Politics overshadow education policy debate
By Paul Souhrada

COLUMBUS - In the midst of the legislative wrangling over a new school funding plan, a top Senate Democrat got a lesson in Politics 101 - never put in writing anything your opponents can use against you.

Sen. Leigh Herington of Kent learned the hard way Wednesday after Republicans got hold of a memo he wrote to Senate Minority Leader Ben Espy and leaked it to the media. In the memo, Herington had urged his colleagues to oppose Gov. George Voinovich’s school funding proposal as a way to gain political advantage in next year’s elections.

“It is imperative that we distinguish our program from that of the Republicans and that we not give up our political advantage by agreeing to their program,” Herington wrote.

He added that his strategy would “significantly enhance the chances of the Democrats recapturing the governor’s office, the Apportionment Board, the Attorney General’s Office and the House and the Senate.”

Republicans were quick to jump on the memo and accuse Democrats of playing political games with the future of Ohio’s children and refusing to come up with a solution of their own.

Unfair, Herington countered.

“Even if we came out with a ‘Plan B,’ do you think they’re going to accept it? We want to be at the table, but they won’t let us.”

Herington said the memo was merely a collection of his personal thoughts, not a caucus position.
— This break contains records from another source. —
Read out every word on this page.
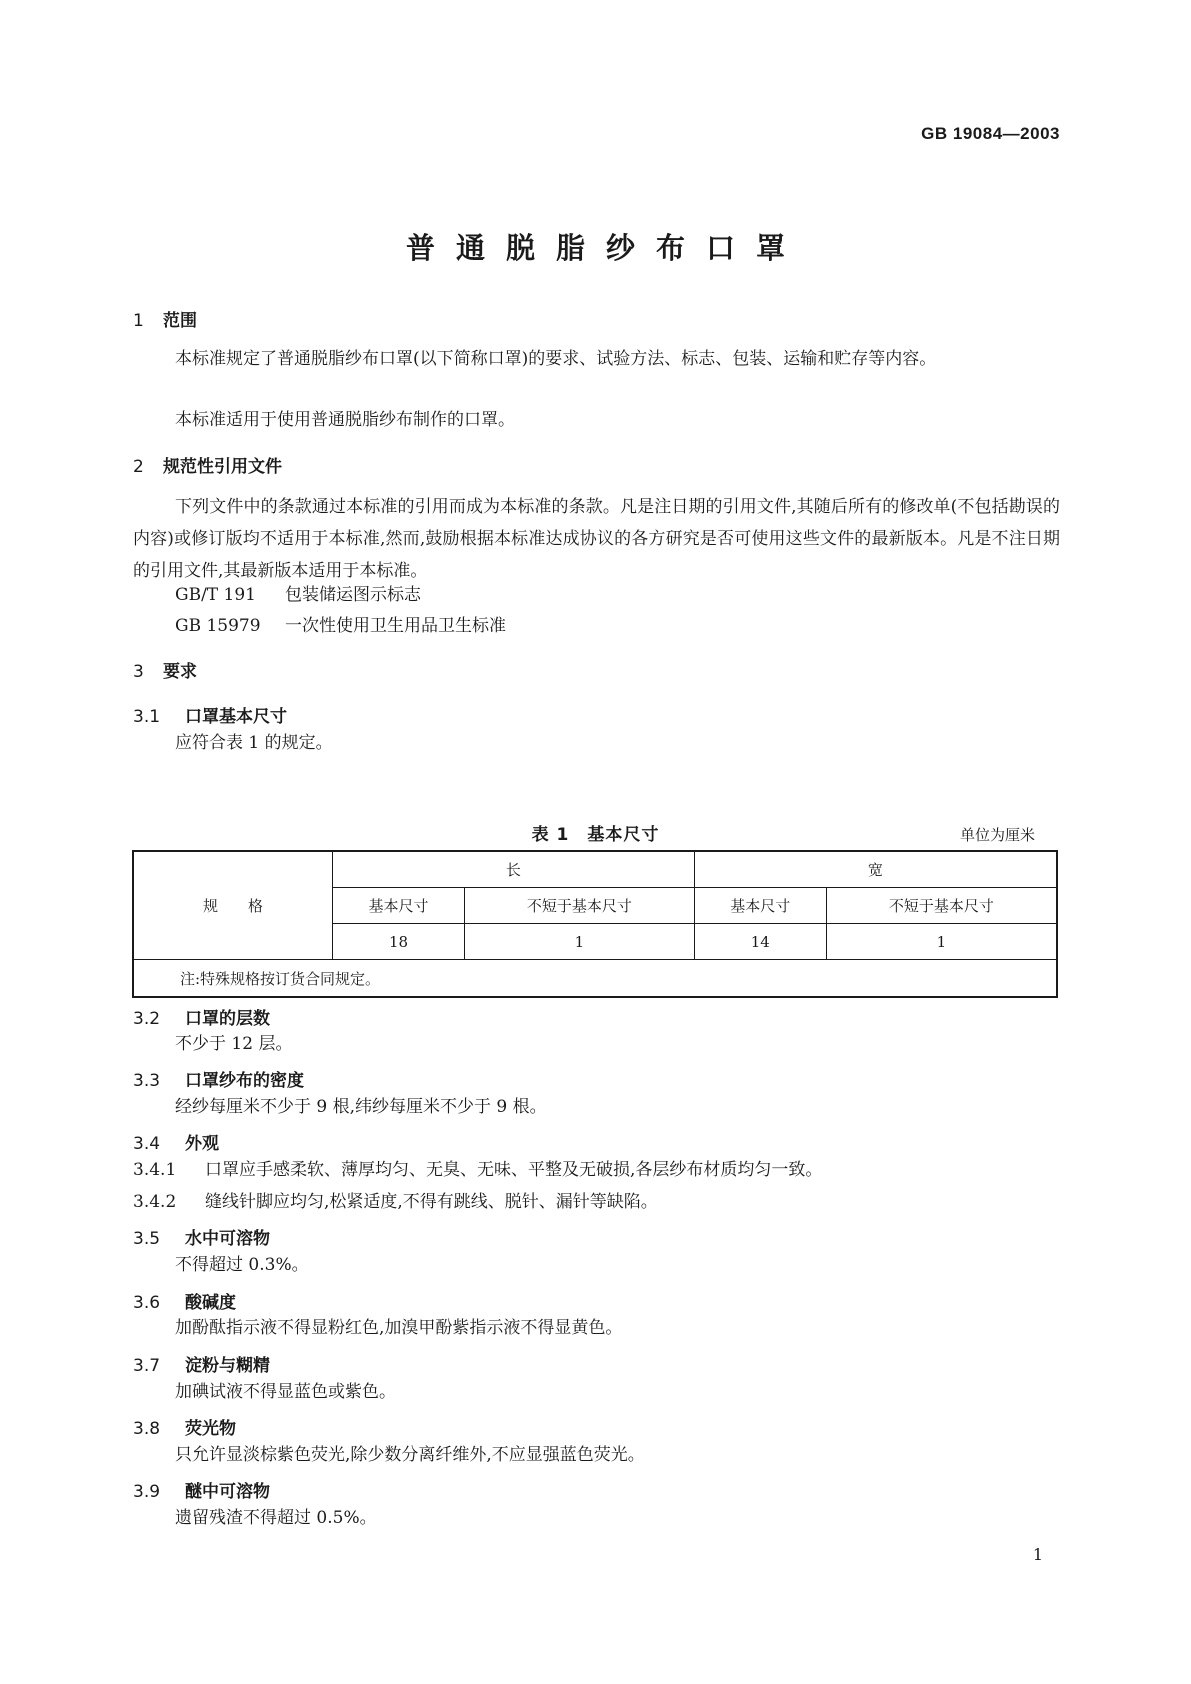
GB 19084—2003
普通脱脂纱布口罩
1 范围
本标准规定了普通脱脂纱布口罩(以下简称口罩)的要求、试验方法、标志、包装、运输和贮存等内容。
本标准适用于使用普通脱脂纱布制作的口罩。
2 规范性引用文件
下列文件中的条款通过本标准的引用而成为本标准的条款。凡是注日期的引用文件,其随后所有的修改单(不包括勘误的内容)或修订版均不适用于本标准,然而,鼓励根据本标准达成协议的各方研究是否可使用这些文件的最新版本。凡是不注日期的引用文件,其最新版本适用于本标准。
GB/T 191 包装储运图示标志
GB 15979 一次性使用卫生用品卫生标准
3 要求
3.1 口罩基本尺寸
应符合表 1 的规定。
表 1　基本尺寸	单位为厘米
规　　格	长		宽	
	基本尺寸	不短于基本尺寸	基本尺寸	不短于基本尺寸
	18	1	14	1
注:特殊规格按订货合同规定。				
3.2 口罩的层数
不少于 12 层。
3.3 口罩纱布的密度
经纱每厘米不少于 9 根,纬纱每厘米不少于 9 根。
3.4 外观
3.4.1 口罩应手感柔软、薄厚均匀、无臭、无味、平整及无破损,各层纱布材质均匀一致。
3.4.2 缝线针脚应均匀,松紧适度,不得有跳线、脱针、漏针等缺陷。
3.5 水中可溶物
不得超过 0.3%。
3.6 酸碱度
加酚酞指示液不得显粉红色,加溴甲酚紫指示液不得显黄色。
3.7 淀粉与糊精
加碘试液不得显蓝色或紫色。
3.8 荧光物
只允许显淡棕紫色荧光,除少数分离纤维外,不应显强蓝色荧光。
3.9 醚中可溶物
遗留残渣不得超过 0.5%。
1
Republicans, meanwhile, faced political problems of their own. The president of the conservative public policy group that successfully campaigned for term limits and against the casino gambling initiative warned the Senate Finance Committee that his group may oppose a ballot initiative to increase the state sales tax to raise $1 billion a year for schools.

“Tax increases without tax-payer protection is a formula for disaster,” said David Zanotti, president of the Ohio Roundtable Freedom Forum.

Zanotti urged Republican legislative leaders to reconsider a decision to dump a proposed constitutional amendment that would take the courts out of the debate over what constitutes a “thorough and efficient” system of education.

The Ohio Supreme Court angered conservatives when it tossed out the current school financing system, and Zanotti wants the Legislature to reassert its control over the issue. Republican leaders in the House and Senate, however, say there is no way they could win the support of enough lawmakers to place the issue on the November ballot.

But rather than try to gather enough signatures to win a ballot spot for the issue itself, Zanotti said his group would spend its money on candidates who will support its position - and on challengers to the four Supreme Court justices who voted against the current school funding system.